Jefferies highlighted that companies are increasingly opting for REIT structures, leading to a decline in office vacancy levels by 1.5 percentage points in 2024. However, vacancy rates remain five percentage points above the 2019 lows. The report further noted that net office absorption in 2024 reached a record 50 million square feet, surpassing supply by 10%—a key indicator of rising demand.

A favourable interest rate environment also boosts REIT’s performance. “Rentals have also started rising, though barring few marquee properties…,” Jefferies observed, suggesting that while rental growth is underway, it is still selective across the market. This uptick in rental prices aligns with the overall strengthening fundamentals of office REITs.

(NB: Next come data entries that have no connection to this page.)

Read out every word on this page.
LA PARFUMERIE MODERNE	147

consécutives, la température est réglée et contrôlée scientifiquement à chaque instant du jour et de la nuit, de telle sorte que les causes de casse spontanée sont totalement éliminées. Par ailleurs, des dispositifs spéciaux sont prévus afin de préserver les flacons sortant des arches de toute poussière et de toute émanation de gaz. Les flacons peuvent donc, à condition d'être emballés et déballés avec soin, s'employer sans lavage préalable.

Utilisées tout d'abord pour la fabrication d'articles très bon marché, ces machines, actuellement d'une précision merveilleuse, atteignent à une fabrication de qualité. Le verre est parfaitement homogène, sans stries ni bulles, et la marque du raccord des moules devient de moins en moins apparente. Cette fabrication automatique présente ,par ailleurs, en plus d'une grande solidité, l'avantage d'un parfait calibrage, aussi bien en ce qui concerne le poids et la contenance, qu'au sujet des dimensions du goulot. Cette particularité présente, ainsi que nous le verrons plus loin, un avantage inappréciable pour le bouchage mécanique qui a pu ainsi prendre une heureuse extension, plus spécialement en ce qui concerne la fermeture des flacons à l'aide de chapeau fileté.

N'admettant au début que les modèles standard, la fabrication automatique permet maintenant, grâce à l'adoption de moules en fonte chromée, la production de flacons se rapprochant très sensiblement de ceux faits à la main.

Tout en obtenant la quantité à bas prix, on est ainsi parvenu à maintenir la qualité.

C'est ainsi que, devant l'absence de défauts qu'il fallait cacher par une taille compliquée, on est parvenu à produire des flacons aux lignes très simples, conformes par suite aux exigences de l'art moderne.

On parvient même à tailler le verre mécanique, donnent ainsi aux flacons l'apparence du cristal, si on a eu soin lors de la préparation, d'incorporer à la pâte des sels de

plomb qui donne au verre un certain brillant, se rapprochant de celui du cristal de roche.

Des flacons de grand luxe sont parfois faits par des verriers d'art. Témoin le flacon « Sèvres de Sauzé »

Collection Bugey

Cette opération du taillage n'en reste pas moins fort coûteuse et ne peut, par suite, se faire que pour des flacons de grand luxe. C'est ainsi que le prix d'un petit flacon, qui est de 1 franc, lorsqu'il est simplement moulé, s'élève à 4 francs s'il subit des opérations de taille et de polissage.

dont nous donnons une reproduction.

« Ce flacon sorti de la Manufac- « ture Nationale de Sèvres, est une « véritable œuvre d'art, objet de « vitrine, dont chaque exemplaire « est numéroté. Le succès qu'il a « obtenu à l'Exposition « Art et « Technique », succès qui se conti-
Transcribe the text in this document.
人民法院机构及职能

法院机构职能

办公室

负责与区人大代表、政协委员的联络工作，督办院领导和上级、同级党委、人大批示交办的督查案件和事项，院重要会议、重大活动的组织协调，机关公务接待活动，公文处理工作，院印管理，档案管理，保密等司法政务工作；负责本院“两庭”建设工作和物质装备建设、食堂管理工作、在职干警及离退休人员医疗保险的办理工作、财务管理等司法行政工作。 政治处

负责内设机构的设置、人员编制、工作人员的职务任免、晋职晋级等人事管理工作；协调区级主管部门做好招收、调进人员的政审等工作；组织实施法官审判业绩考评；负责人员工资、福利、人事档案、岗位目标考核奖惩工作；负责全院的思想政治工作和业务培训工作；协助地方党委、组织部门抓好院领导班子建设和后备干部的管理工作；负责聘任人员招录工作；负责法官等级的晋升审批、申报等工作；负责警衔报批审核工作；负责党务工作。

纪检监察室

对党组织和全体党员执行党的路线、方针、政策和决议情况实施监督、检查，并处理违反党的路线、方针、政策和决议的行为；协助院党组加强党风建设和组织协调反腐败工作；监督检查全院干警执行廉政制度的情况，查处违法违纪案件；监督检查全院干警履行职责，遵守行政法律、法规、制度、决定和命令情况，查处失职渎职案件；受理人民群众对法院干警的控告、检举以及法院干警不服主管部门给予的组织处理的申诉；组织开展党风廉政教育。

The report emphasized that Indian office REITs have outperformed the BSE Realty Index by 22-31 percentage points year-to-date in 2025, marking a turnaround following two years of underperformance, supported by a return to an 8-10% growth in distribution per unit (DPU). Despite weaker market conditions in recent months, Jefferies remains optimistic about the sector’s resilience.

“Valuations are still at long-term average NAV (net asset value) discounts. A potential rise in office rents on tightening supply and further decline in yields could drive upside surprises, as NAVs can potentially inflect higher,” Jefferies stated. This suggests that the current market conditions could pave the way for further growth in the sector.

REITs, which own and operate income-generating real estate, continue to attract investor interest due to their ability to generate stable returns. With a strong office demand outlook, declining yields, and competitive valuations, Indian office REITs are well-positioned for continued growth in the coming months.